Cada inicio de septiembre, el ritual de estrenar mochilas y textos escolares intenta maquillar, con un optimismo un tanto impostado, las profundas costuras rotas de nuestro sistema educativo. Sin embargo, el regreso a las aulas ya no permite espacio para la autocomplacencia. Quienes observamos la realidad insular con una mezcla de arraigo y preocupación vislumbramos que el colapso no es una amenaza distante, sino una crisis estructural silenciosa que ya habita en los pasillos de nuestros centros de enseñanza. Los datos estadísticos recientes no hacen más que certificar lo que las familias y los docentes denuncian a pie de patio: la educación en las islas sufre de un abandono crónico, materializado en las peores ratios de la Comunidad Autónoma de Canarias.
Los análisis técnicos del Consejo Escolar de Canarias y los sucesivos informes de evaluación desnudan una estampa insostenible: grupos masificados claramente por encima de la media regional, infraestructuras obsoletas y promesas políticas que se disuelven en los presupuestos no ejecutados de la Consejería de Educación. Esta precariedad local encuentra su perfecto y trágico correlato internacional en los resultados del Informe PISA, donde Canarias se sitúa históricamente a la cola del rendimiento académico en matemáticas, ciencias y comprensión lectora, ensanchando de forma alarmante la grieta socioeconómica de nuestro alumnado.
No se trata de un simple bache estadístico. Que Lanzarote concentre el mayor índice de alumnos por aula del archipiélago responde a una falta de previsión demográfica incontestable frente al crecimiento poblacional de la isla. Pretender que un docente atienda la diversidad de realidades, los entornos de vulnerabilidad social y las necesidades de apoyo específico dentro de un aula masificada es, además de una utopía, una profunda irresponsabilidad. El hacinamiento escolar anula cualquier intento de pedagogía individualizada.
Cuando la prioridad del profesorado pasa a ser la mera contención del orden en lugar de la estimulación intelectual, los deficientes resultados de las evaluaciones estandarizadas dejan de ser una sorpresa para convertirse en una consecuencia lógica.
El fracaso escolar comienza a fraguarse cuando un niño de Primaria asiste a clase en barracones provisionales (mal llamados "aulas modulares”) o en centros degradados que carecen del mantenimiento estructural básico.
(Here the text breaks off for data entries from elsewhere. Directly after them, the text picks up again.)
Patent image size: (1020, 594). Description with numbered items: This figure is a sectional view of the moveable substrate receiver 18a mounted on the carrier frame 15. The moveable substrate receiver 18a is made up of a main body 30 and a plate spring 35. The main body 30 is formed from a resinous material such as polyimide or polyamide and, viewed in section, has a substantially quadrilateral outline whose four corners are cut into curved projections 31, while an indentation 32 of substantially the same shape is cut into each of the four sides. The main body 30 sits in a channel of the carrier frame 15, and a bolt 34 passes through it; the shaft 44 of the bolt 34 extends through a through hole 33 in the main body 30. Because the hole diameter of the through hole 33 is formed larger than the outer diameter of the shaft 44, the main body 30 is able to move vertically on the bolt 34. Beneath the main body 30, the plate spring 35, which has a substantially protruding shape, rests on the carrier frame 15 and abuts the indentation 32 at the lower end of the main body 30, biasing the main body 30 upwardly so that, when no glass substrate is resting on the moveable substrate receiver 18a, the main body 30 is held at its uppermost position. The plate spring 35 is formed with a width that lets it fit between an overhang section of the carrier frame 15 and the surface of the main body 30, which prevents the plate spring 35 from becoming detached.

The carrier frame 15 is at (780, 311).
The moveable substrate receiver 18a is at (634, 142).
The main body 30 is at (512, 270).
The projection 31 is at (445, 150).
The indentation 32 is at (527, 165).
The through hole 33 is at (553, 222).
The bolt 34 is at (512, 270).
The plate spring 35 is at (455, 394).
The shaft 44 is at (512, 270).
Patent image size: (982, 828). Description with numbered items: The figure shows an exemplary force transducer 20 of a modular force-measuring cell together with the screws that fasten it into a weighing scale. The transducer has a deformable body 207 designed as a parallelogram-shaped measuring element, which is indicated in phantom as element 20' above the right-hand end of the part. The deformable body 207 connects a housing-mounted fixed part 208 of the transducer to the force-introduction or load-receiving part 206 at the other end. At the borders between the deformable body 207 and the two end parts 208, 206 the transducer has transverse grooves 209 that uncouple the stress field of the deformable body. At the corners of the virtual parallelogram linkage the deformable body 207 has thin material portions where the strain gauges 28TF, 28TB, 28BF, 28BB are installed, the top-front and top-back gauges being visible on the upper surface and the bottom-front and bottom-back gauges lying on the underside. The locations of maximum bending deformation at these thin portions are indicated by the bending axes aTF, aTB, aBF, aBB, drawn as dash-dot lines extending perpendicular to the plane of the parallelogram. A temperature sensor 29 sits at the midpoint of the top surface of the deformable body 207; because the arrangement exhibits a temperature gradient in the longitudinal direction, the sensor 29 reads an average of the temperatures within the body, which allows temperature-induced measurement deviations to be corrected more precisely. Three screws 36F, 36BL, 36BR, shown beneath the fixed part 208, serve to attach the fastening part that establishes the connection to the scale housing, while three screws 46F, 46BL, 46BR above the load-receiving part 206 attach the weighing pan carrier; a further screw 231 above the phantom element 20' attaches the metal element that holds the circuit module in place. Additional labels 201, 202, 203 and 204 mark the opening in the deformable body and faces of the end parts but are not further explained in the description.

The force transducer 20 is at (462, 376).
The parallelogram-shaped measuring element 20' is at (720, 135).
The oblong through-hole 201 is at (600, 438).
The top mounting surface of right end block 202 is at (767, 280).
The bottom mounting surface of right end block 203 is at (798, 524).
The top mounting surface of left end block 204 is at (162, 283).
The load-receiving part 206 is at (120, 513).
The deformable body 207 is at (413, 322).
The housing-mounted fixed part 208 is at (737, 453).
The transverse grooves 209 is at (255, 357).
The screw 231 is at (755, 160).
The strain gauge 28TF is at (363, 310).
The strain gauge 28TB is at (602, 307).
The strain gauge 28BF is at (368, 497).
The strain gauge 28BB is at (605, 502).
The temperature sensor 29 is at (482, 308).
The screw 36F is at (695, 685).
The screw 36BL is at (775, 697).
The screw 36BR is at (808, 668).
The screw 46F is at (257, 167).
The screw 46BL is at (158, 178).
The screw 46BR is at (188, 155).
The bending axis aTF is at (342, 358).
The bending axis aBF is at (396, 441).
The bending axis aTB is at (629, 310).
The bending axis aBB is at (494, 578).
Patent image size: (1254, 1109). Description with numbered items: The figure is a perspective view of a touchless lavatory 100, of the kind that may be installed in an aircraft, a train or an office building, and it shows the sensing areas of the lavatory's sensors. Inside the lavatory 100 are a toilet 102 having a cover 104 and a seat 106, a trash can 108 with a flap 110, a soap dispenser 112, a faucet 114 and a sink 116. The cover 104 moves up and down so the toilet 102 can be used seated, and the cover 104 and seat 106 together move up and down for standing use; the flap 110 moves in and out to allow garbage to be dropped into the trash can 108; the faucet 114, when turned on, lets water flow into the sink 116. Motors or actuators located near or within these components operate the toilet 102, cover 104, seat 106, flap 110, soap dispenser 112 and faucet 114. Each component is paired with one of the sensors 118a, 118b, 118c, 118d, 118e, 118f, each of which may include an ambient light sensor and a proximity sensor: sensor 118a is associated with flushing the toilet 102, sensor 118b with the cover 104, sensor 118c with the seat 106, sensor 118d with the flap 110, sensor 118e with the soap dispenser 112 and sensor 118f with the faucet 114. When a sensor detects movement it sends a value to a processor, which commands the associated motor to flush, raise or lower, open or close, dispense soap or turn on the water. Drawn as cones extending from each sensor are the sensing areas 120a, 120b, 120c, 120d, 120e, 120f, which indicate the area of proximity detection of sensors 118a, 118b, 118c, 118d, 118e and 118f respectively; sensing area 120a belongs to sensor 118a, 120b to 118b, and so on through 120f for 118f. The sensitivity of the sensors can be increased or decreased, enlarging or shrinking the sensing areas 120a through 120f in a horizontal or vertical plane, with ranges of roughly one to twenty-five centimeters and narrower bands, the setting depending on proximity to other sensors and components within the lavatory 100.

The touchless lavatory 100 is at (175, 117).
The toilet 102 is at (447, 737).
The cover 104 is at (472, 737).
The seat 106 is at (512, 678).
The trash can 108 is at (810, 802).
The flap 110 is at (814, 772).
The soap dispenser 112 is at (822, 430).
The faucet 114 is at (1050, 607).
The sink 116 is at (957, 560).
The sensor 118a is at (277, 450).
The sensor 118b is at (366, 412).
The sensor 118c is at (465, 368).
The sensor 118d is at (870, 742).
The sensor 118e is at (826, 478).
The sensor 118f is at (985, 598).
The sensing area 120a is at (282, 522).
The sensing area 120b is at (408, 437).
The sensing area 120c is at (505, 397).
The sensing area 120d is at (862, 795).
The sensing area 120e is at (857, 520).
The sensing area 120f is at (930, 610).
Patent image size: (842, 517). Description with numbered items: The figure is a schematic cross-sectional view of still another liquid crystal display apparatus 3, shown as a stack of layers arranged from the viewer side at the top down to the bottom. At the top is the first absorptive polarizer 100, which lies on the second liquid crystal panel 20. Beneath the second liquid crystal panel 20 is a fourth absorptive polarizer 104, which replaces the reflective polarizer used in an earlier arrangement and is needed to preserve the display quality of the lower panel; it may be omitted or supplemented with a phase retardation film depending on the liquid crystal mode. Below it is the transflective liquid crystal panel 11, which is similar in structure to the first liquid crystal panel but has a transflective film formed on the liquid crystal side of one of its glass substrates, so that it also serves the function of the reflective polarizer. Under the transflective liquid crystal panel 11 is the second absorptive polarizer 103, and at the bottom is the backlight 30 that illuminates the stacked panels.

A esto se añade un factor cada vez más evidente para la comunidad educativa: la digitalización exprés implantada en las escuelas, que lejos de ser el bálsamo tecnológico prometido, ha deteriorado gravemente la capacidad de concentración, la función ejecutiva y la comprensión de textos extensos en etapas tempranas del desarrollo.
Los deberes políticos se han quedado sin hacer. El constante incumplimiento de la Ley Canaria de Educación (Ley 6/2014), que estipula que se debe garantizar una inversión mínima del 5% del Producto Interior Bruto (PIB) en el sector, es el reflejo de que la infancia y el futuro de nuestra isla pesan menos que la propaganda institucional.
Revertir esta deriva requiere dejar atrás los lamentos y aplicar una cirugía de urgencia con medidas concretas:
• Es inaplazable que la administración compense el déficit histórico de financiación mediante una partida presupuestaria extraordinaria destinada al mapa escolar de Lanzarote, orientada a la construcción inmediata de nuevos centros en los municipios con mayor presión demográfica.
• Se debe decretar un límite estricto de alumnos por grupo, priorizando de manera urgente las zonas de alta complejidad social para frenar la brecha socioeducativa.
• Es hora de revisar el impacto de las pantallas en las aulas. Debemos apostar por el retorno prioritario al libro impreso y a la escritura manual en las etapas de Infantil y Primaria, limitando los dispositivos digitales a fines estrictamente complementarios para recuperar los niveles de comprensión lectora perdidos.
• La consolidación de los equipos docentes y la dotación estructural de especialistas en atención a la diversidad (PT, AL) y personal de orientación en cada centro garantizarían una red de seguridad indispensable para los alumnos con mayores dificultades.
Lanzarote no puede permitirse el lujo de seguir normalizando la precariedad de sus colegios e institutos. Si la educación es el único ascensor social real y el pilar sobre el que se sostiene el pensamiento crítico de una sociedad, continuar ignorando las alarmas de nuestras aulas nos conducirá, inevitablemente, al desmoronamiento social.
Reclamemos con firmeza que se hagan los deberes en los despachos para que nuestros jóvenes puedan, por fin, aprender dignamente dentro de las aulas.